Es’kia Mphahlele a second look I endorse everything that Arthur Maimane wrote in the Mail & Guardian (“A masterpiece in bronze”, July 14 to 20) concerning the relative merits of some of the former Drum writers. There was no reason for naming an award after Nat Nakasa for outstanding service to journalism above the greater, seasoned professionals such as Henry Nxumalo, Arthur Maimane and Aggrey Klaaste. Maimane is himself a deserving journalist of international standing and has been on the beat for half a century. He worked with Nxumalo for almost 10 years. Maimane has given us a brief but sharply etched profile of Nxumalo’s investigative reporting: a journalist par excellence, way above the mere hack reporter. This kind of in-depth reporting has unfortunately fallen upon evil days. It has been relegated to television of late, for we are stuck on visual entertainment. By the same token we have become allergic to the printed word. “If you don’t want people to know what you’re thinking so they can debate the content, write it down,” I hear the cynical half of me saying.
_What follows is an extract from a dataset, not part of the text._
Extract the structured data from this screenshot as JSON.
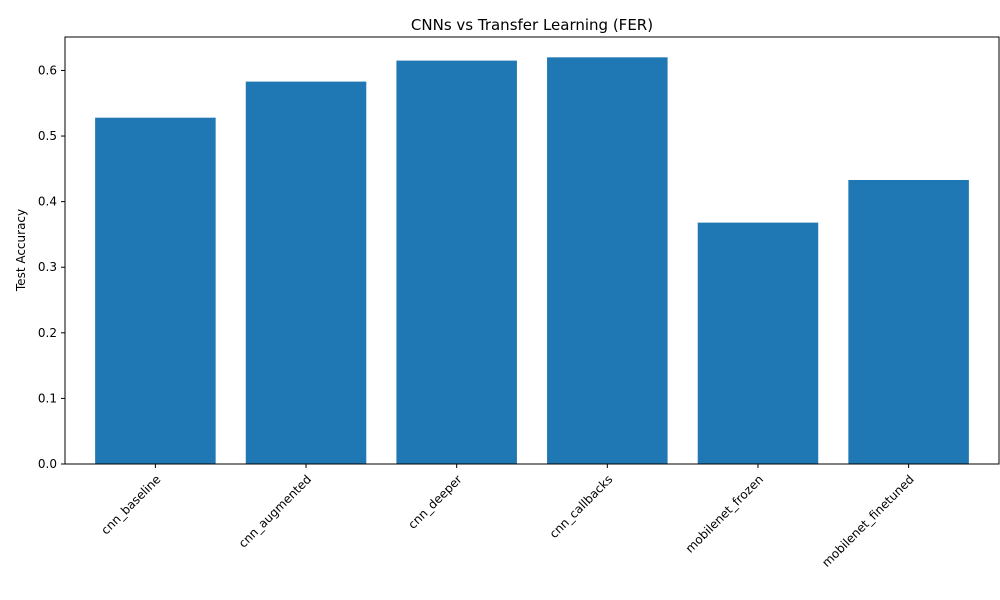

From tertiary education through postgraduate research, for which criti-cal reading is indispensable, sloth has set in. For this reason we are all too ready to pick up a buzz here, there, everywhere about events and personalities and blow them up in the public imagination. We respond with the enthusiasm already set to the pitch of our screaming, collective hero-hungry selves. We wait for opinion- makers or high-ranking politicians to invent heroes for us. It used to be the white man who foisted homeland- style headmen on us. Today we blacks do it to ourselves, little realising that we are playing a cruel joke on one another.
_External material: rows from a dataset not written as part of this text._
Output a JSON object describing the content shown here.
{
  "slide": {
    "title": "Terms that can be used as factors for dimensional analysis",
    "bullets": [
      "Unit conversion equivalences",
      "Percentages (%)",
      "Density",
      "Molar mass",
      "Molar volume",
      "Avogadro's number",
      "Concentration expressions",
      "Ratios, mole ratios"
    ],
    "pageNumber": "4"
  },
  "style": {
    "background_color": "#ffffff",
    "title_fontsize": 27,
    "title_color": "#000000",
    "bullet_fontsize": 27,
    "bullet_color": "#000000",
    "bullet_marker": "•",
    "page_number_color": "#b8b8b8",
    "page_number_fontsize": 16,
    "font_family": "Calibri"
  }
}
See how, for instance, Hector Petersen shot up into the limelight on the strength of a single dramatic news photograph. I’m not minimising the sorrow those children portray in the picture. But in my own inner search for symbols and meanings, history tells me that the brutal 1976 events and their aftermath have dimensions far too awesome to be contained by a single click of a camera. Even granting that there is a handy symbol here. Have you realised, a friend of mine remarked to me recently, that every time there is mention of Drum writers, the only names that crop up are Can Themba, Nat Nakasa and Bloke Modisane? And so other careers throw up success stories – in a major or minor key – and the junketing continues. To have continued to sideline Nxumalo (Maimane’s senior in years), as Maimane’s article should suggest, shows the depressingly uncritical trend this society has come to embrace. And this, in many other areas of cultural expression beside journalism.
Let us think through the appropriate ways in which we can interpret the symbol personi-fied by Nxumalo’s heroic career, an idea we can own as a people. It can be a chastening educational experience for us focusing on the pioneering days when African journalists brought little more to their job than drive, will, a sense of adventure, zest for life, a writing tradition that dated back to the Lovedale Press of 1826 (Cape) and the Morija Press of 1841 (Lesotho). Traditions that culminated in the writings of figures such as Thomas Mofolo, AC Jordan, Sol Plaatje, HIE Dhlomo. But the younger breed were skittish, kicking the prose medium around, giving it blood and bones. Their ghetto environment was as depressing as it sharpened their vigilance and inspired a language that might lift them out of the morass. In a perverse way, the ghetto gave them a purpose to live, tame it and hug it. The pay was goat’s droppings, really: average 40. There were no workshops and one had to educate oneself. The white media were – well – very white. That world generally knew nothing of what the new “black” journalism was minting over there across the tracks. The 1950s, as we know, were riddled through with racism, a long repertoire of anti-black laws to legalise state violence; the architects and drivers of apartheid and their minions up at dawn, flexing their muscles, ready for blood to test their newfound power. This was Nxumalo’s environment. He died in the trenches, you could say. For we have learned since then from the men who have been filing through the gates of amnesty that they saw themselves as soldiers at war.